Current Research


Whenever you are working with EKG, EMG, EEG, ECoG, LFP, Doppler, or accelerometer signals they are different, but from an engineering or abstract mathematical viewpoint they are very similar. They are non-stationary, all have noise, and similar analysis tools could be applied to process them.

The ANRY Lab helps medical professionals analyzing biomedical data and extracting biomarkers and other important information. We develop novel algorithms for automatic signal analysis and classification using time and frequency domain as well as machine learning.

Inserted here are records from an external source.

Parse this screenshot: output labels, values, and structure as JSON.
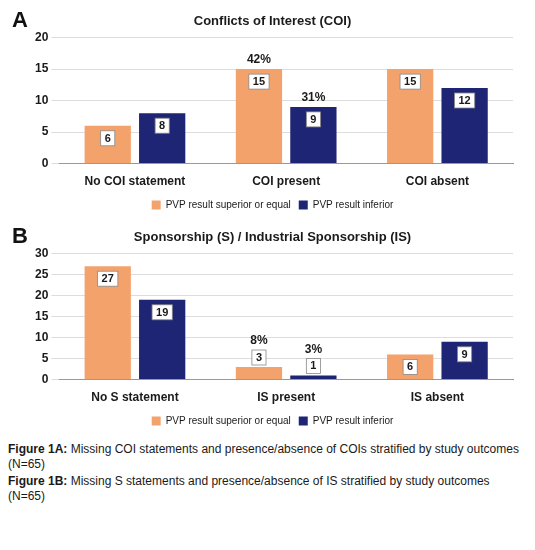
{
  "chart_data": [
    {
      "type": "bar",
      "panel": "A",
      "title": "Conflicts of Interest (COI)",
      "categories": [
        "No COI statement",
        "COI present",
        "COI absent"
      ],
      "series": [
        {
          "name": "PVP result superior or equal",
          "color": "#f4a26c",
          "values": [
            6,
            15,
            15
          ]
        },
        {
          "name": "PVP result inferior",
          "color": "#1e2574",
          "values": [
            8,
            9,
            12
          ]
        }
      ],
      "ylim": [
        0,
        20
      ],
      "yticks": [
        0,
        5,
        10,
        15,
        20
      ],
      "grid": true,
      "legend": "bottom",
      "data_labels": true,
      "annotations": [
        {
          "text": "42%",
          "category": "COI present",
          "series": "PVP result superior or equal"
        },
        {
          "text": "31%",
          "category": "COI present",
          "series": "PVP result inferior"
        }
      ]
    },
    {
      "type": "bar",
      "panel": "B",
      "title": "Sponsorship (S) / Industrial Sponsorship (IS)",
      "categories": [
        "No S statement",
        "IS present",
        "IS absent"
      ],
      "series": [
        {
          "name": "PVP result superior or equal",
          "color": "#f4a26c",
          "values": [
            27,
            3,
            6
          ]
        },
        {
          "name": "PVP result inferior",
          "color": "#1e2574",
          "values": [
            19,
            1,
            9
          ]
        }
      ],
      "ylim": [
        0,
        30
      ],
      "yticks": [
        0,
        5,
        10,
        15,
        20,
        25,
        30
      ],
      "grid": true,
      "legend": "bottom",
      "data_labels": true,
      "annotations": [
        {
          "text": "8%",
          "category": "IS present",
          "series": "PVP result superior or equal"
        },
        {
          "text": "3%",
          "category": "IS present",
          "series": "PVP result inferior"
        }
      ]
    }
  ],
  "captions": [
    "Figure 1A: Missing COI statements and presence/absence of COIs stratified by study outcomes (N=65)",
    "Figure 1B: Missing S statements and presence/absence of IS stratified by study outcomes (N=65)"
  ]
}
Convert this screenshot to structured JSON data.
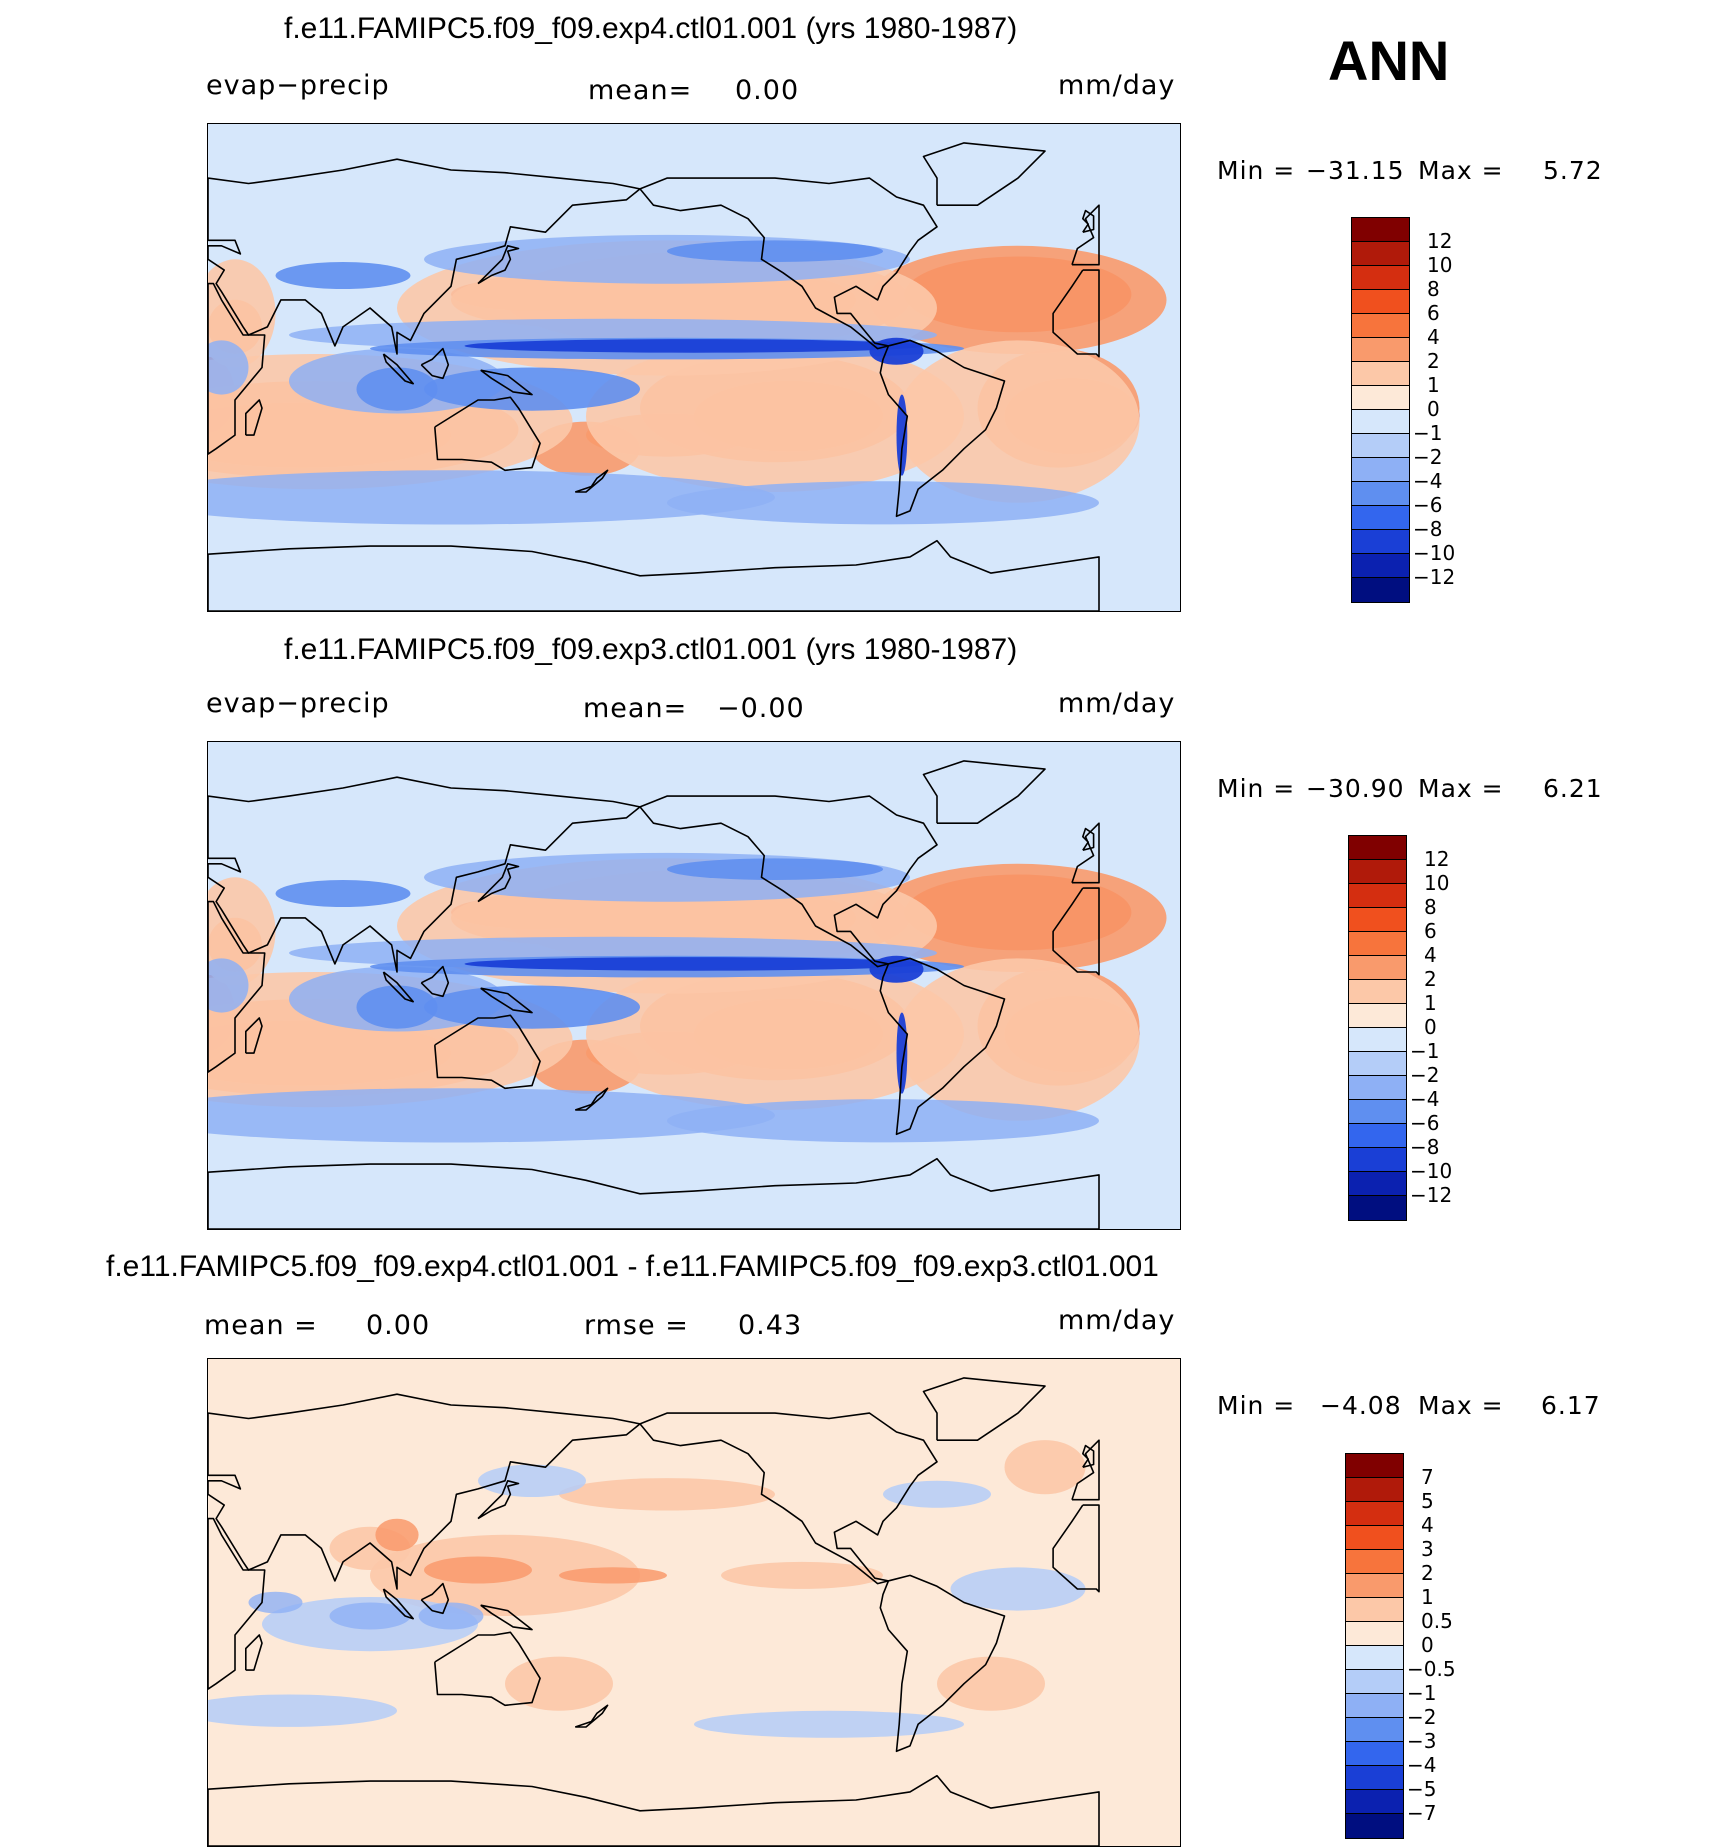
{
  "season": "ANN",
  "panels": [
    {
      "title": "f.e11.FAMIPC5.f09_f09.exp4.ctl01.001 (yrs 1980-1987)",
      "left_label": "evap−precip",
      "mean_label": "mean=",
      "mean_value": "0.00",
      "units": "mm/day",
      "min_label": "Min  =",
      "min_value": "−31.15",
      "max_label": "Max  =",
      "max_value": "5.72",
      "scale": "full",
      "colorbar": {
        "colors": [
          "#800000",
          "#b01a0a",
          "#d42e10",
          "#f0501e",
          "#f7743c",
          "#f99a6c",
          "#fcc8a8",
          "#fde9d8",
          "#d6e7fb",
          "#b4cdf8",
          "#8eb0f5",
          "#5f8ff0",
          "#3366ee",
          "#1a3fd6",
          "#0b21b0",
          "#000e80"
        ],
        "labels": [
          "12",
          "10",
          "8",
          "6",
          "4",
          "2",
          "1",
          "0",
          "−1",
          "−2",
          "−4",
          "−6",
          "−8",
          "−10",
          "−12"
        ]
      }
    },
    {
      "title": "f.e11.FAMIPC5.f09_f09.exp3.ctl01.001 (yrs 1980-1987)",
      "left_label": "evap−precip",
      "mean_label": "mean=",
      "mean_value": "−0.00",
      "units": "mm/day",
      "min_label": "Min  =",
      "min_value": "−30.90",
      "max_label": "Max  =",
      "max_value": "6.21",
      "scale": "full",
      "colorbar": {
        "colors": [
          "#800000",
          "#b01a0a",
          "#d42e10",
          "#f0501e",
          "#f7743c",
          "#f99a6c",
          "#fcc8a8",
          "#fde9d8",
          "#d6e7fb",
          "#b4cdf8",
          "#8eb0f5",
          "#5f8ff0",
          "#3366ee",
          "#1a3fd6",
          "#0b21b0",
          "#000e80"
        ],
        "labels": [
          "12",
          "10",
          "8",
          "6",
          "4",
          "2",
          "1",
          "0",
          "−1",
          "−2",
          "−4",
          "−6",
          "−8",
          "−10",
          "−12"
        ]
      }
    },
    {
      "title": "f.e11.FAMIPC5.f09_f09.exp4.ctl01.001 - f.e11.FAMIPC5.f09_f09.exp3.ctl01.001",
      "mean_label": "mean  =",
      "mean_value": "0.00",
      "rmse_label": "rmse  =",
      "rmse_value": "0.43",
      "units": "mm/day",
      "min_label": "Min  =",
      "min_value": "−4.08",
      "max_label": "Max  =",
      "max_value": "6.17",
      "scale": "diff",
      "colorbar": {
        "colors": [
          "#800000",
          "#b01a0a",
          "#d42e10",
          "#f0501e",
          "#f7743c",
          "#f99a6c",
          "#fcc8a8",
          "#fde9d8",
          "#d6e7fb",
          "#b4cdf8",
          "#8eb0f5",
          "#5f8ff0",
          "#3366ee",
          "#1a3fd6",
          "#0b21b0",
          "#000e80"
        ],
        "labels": [
          "7",
          "5",
          "4",
          "3",
          "2",
          "1",
          "0.5",
          "0",
          "−0.5",
          "−1",
          "−2",
          "−3",
          "−4",
          "−5",
          "−7"
        ]
      }
    }
  ]
}
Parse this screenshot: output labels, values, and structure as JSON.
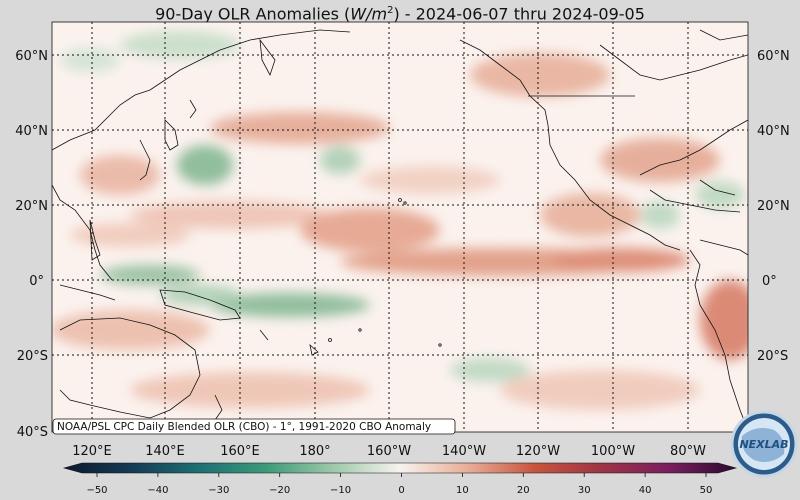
{
  "title": "90-Day OLR Anomalies (W/m²) - 2024-06-07 thru 2024-09-05",
  "title_parts": {
    "prefix": "90-Day OLR Anomalies (",
    "units": "W/m",
    "units_sup": "2",
    "suffix": ") - 2024-06-07 thru 2024-09-05"
  },
  "source_note": "NOAA/PSL CPC Daily Blended OLR (CBO) - 1°, 1991-2020 CBO Anomaly",
  "lat_labels": [
    "60°N",
    "40°N",
    "20°N",
    "0°",
    "20°S",
    "40°S"
  ],
  "lon_labels": [
    "120°E",
    "140°E",
    "160°E",
    "180°",
    "160°W",
    "140°W",
    "120°W",
    "100°W",
    "80°W"
  ],
  "colorbar": {
    "ticks": [
      "−50",
      "−40",
      "−30",
      "−20",
      "−10",
      "0",
      "10",
      "20",
      "30",
      "40",
      "50"
    ],
    "min": -50,
    "max": 50
  },
  "logo_text": "NEXLAB",
  "colors": {
    "positive": "#c8553d",
    "negative": "#3f8f5f",
    "neutral": "#fbf2ee"
  }
}
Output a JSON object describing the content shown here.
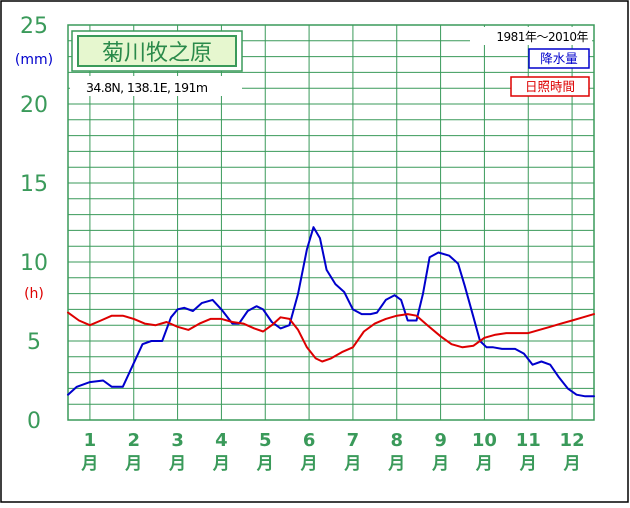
{
  "chart_data": {
    "type": "line",
    "title": "菊川牧之原",
    "location_info": "34.8N,  138.1E,  191m",
    "period_label": "1981年〜2010年",
    "y_unit_precip": "(mm)",
    "y_unit_sun": "(h)",
    "ylim": [
      0,
      25
    ],
    "y_ticks": [
      "0",
      "5",
      "10",
      "15",
      "20",
      "25"
    ],
    "month_numbers": [
      "1",
      "2",
      "3",
      "4",
      "5",
      "6",
      "7",
      "8",
      "9",
      "10",
      "11",
      "12"
    ],
    "month_suffix": "月",
    "x_range": [
      0.5,
      12.5
    ],
    "grid": true,
    "legend_position": "top-right",
    "series": [
      {
        "name": "降水量",
        "color": "#0000cc",
        "x": [
          0.5,
          0.7,
          1.0,
          1.3,
          1.5,
          1.75,
          2.0,
          2.2,
          2.4,
          2.65,
          2.85,
          3.0,
          3.15,
          3.35,
          3.55,
          3.8,
          4.0,
          4.25,
          4.4,
          4.6,
          4.8,
          4.95,
          5.15,
          5.35,
          5.55,
          5.75,
          5.95,
          6.1,
          6.25,
          6.4,
          6.6,
          6.8,
          7.0,
          7.2,
          7.4,
          7.55,
          7.75,
          7.95,
          8.1,
          8.25,
          8.45,
          8.6,
          8.75,
          8.95,
          9.2,
          9.4,
          9.55,
          9.75,
          9.9,
          10.05,
          10.2,
          10.4,
          10.7,
          10.9,
          11.1,
          11.3,
          11.5,
          11.7,
          11.9,
          12.1,
          12.3,
          12.5
        ],
        "values": [
          1.6,
          2.1,
          2.4,
          2.5,
          2.1,
          2.1,
          3.6,
          4.8,
          5.0,
          5.0,
          6.5,
          7.0,
          7.1,
          6.9,
          7.4,
          7.6,
          7.0,
          6.1,
          6.1,
          6.9,
          7.2,
          7.0,
          6.2,
          5.8,
          6.0,
          8.0,
          10.8,
          12.2,
          11.5,
          9.5,
          8.6,
          8.1,
          7.0,
          6.7,
          6.7,
          6.8,
          7.6,
          7.9,
          7.6,
          6.3,
          6.3,
          8.0,
          10.3,
          10.6,
          10.4,
          9.9,
          8.5,
          6.5,
          5.0,
          4.6,
          4.6,
          4.5,
          4.5,
          4.2,
          3.5,
          3.7,
          3.5,
          2.7,
          2.0,
          1.6,
          1.5,
          1.5
        ]
      },
      {
        "name": "日照時間",
        "color": "#dd0000",
        "x": [
          0.5,
          0.75,
          1.0,
          1.25,
          1.5,
          1.75,
          2.0,
          2.25,
          2.5,
          2.75,
          3.0,
          3.25,
          3.5,
          3.75,
          4.0,
          4.25,
          4.5,
          4.75,
          4.95,
          5.15,
          5.35,
          5.55,
          5.75,
          5.95,
          6.15,
          6.3,
          6.5,
          6.75,
          7.0,
          7.25,
          7.5,
          7.75,
          8.0,
          8.25,
          8.45,
          8.7,
          9.0,
          9.25,
          9.5,
          9.75,
          10.0,
          10.25,
          10.5,
          10.75,
          11.0,
          11.25,
          11.5,
          11.75,
          12.0,
          12.25,
          12.5
        ],
        "values": [
          6.8,
          6.3,
          6.0,
          6.3,
          6.6,
          6.6,
          6.4,
          6.1,
          6.0,
          6.2,
          5.9,
          5.7,
          6.1,
          6.4,
          6.4,
          6.2,
          6.1,
          5.8,
          5.6,
          6.0,
          6.5,
          6.4,
          5.7,
          4.6,
          3.9,
          3.7,
          3.9,
          4.3,
          4.6,
          5.6,
          6.1,
          6.4,
          6.6,
          6.7,
          6.6,
          6.0,
          5.3,
          4.8,
          4.6,
          4.7,
          5.2,
          5.4,
          5.5,
          5.5,
          5.5,
          5.7,
          5.9,
          6.1,
          6.3,
          6.5,
          6.7
        ]
      }
    ]
  }
}
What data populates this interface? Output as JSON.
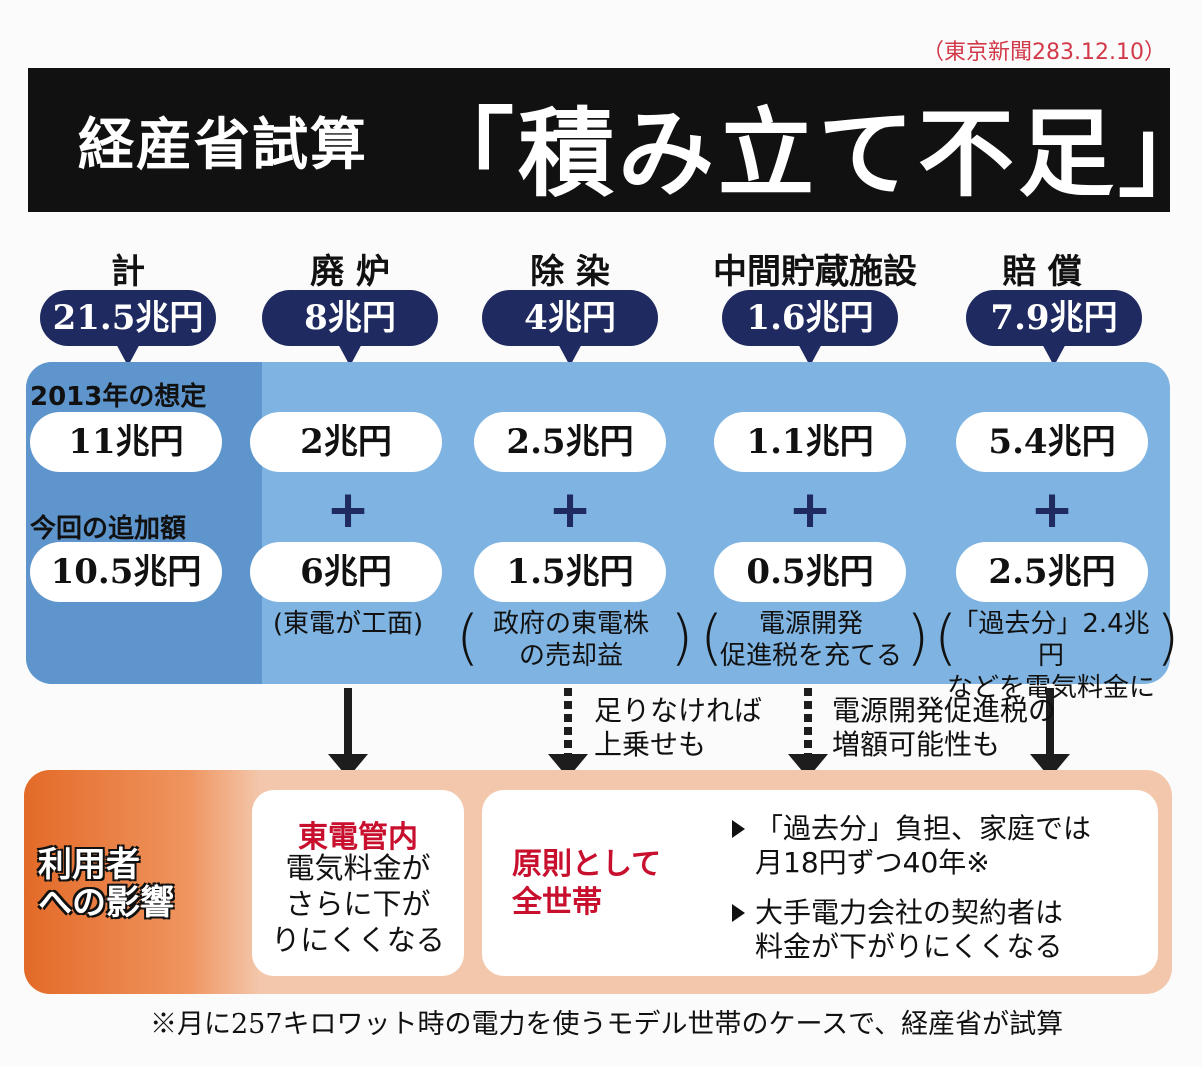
{
  "source": "（東京新聞283.12.10）",
  "title": {
    "prefix": "経産省試算",
    "main": "「積み立て不足」"
  },
  "categories": [
    {
      "name": "計",
      "total": "21.5兆円"
    },
    {
      "name": "廃 炉",
      "total": "8兆円"
    },
    {
      "name": "除 染",
      "total": "4兆円"
    },
    {
      "name": "中間貯蔵施設",
      "total": "1.6兆円"
    },
    {
      "name": "賠 償",
      "total": "7.9兆円"
    }
  ],
  "row_labels": {
    "assumption": "2013年の想定",
    "addition": "今回の追加額"
  },
  "assumption_values": [
    "11兆円",
    "2兆円",
    "2.5兆円",
    "1.1兆円",
    "5.4兆円"
  ],
  "addition_values": [
    "10.5兆円",
    "6兆円",
    "1.5兆円",
    "0.5兆円",
    "2.5兆円"
  ],
  "plus_sign": "+",
  "funding_notes": [
    "東電が工面",
    "政府の東電株\nの売却益",
    "電源開発\n促進税を充てる",
    "「過去分」2.4兆円\nなどを電気料金に"
  ],
  "paren": {
    "open": "(",
    "close": ")"
  },
  "side_notes": [
    "足りなければ\n上乗せも",
    "電源開発促進税の\n増額可能性も"
  ],
  "impact": {
    "label": "利用者\nへの影響",
    "tokyo_title": "東電管内",
    "tokyo_body": "電気料金が\nさらに下が\nりにくくなる",
    "principle": "原則として\n全世帯",
    "bullets": [
      "「過去分」負担、家庭では\n月18円ずつ40年※",
      "大手電力会社の契約者は\n料金が下がりにくくなる"
    ]
  },
  "footnote": "※月に257キロワット時の電力を使うモデル世帯のケースで、経産省が試算",
  "colors": {
    "banner": "#111111",
    "pill": "#1f2a60",
    "panel": "#7fb4e2",
    "impact": "#f3c7ab",
    "accent_red": "#c8102e"
  }
}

For more information: https://sites.uab.edu/anry/category/signal-analysis/


Data has no value if not processed and interpreted. Huge amounts of numerical data (text, images, signals, statistics) are recorded and stored every day. Unfortunately, allocating humans to interpret all those data is not feasible, and in many cases, there is a big interobserver variance in their interpretations. If you have data, machine learning (or deep learning) can help to extract features of interest and using those features to interpret it. Machine learning is widely used for prediction, signal or image segmentation or recognition, classification, and other tasks.

The ANRY Lab works on machine learning algorithm applications ranging from driver behavior recognition to activity recognition based on brain signals.

For more information: https://sites.uab.edu/anry/category/machine-learning/


Computer vision or image analysis is a broad field of research that allows the computer to segment and interpret images, videos, or biomedical volumes, to match (register) different images, or to reconstruct images (getting better resolution and quality). If you need any of the tasks above, ANRY Lab can help you.

The major goal of ANRY Lab is to develop algorithms for computer vision and biomedical image analysis. Here you will find projects on image segmentation, registration, classification, texture analysis and other various applications of computer vision.

For more information: https://sites.uab.edu/anry/category/image-analysis/


Whether you track pedestrians, vehicles, missiles, or bacteria, neurons, protein interactions, nanotubes, or need to predict and estimate a state of a dynamic system, you need visual tracking tools to help you.

We have extensive experience with visual tracking algorithm development for civil, military and biomedical applications, where single or multiple targets are detected or selected in the first frame and followed by the algorithm automatically throughout the video. The projects include tracking of target’s centroid, bounding box, or contour.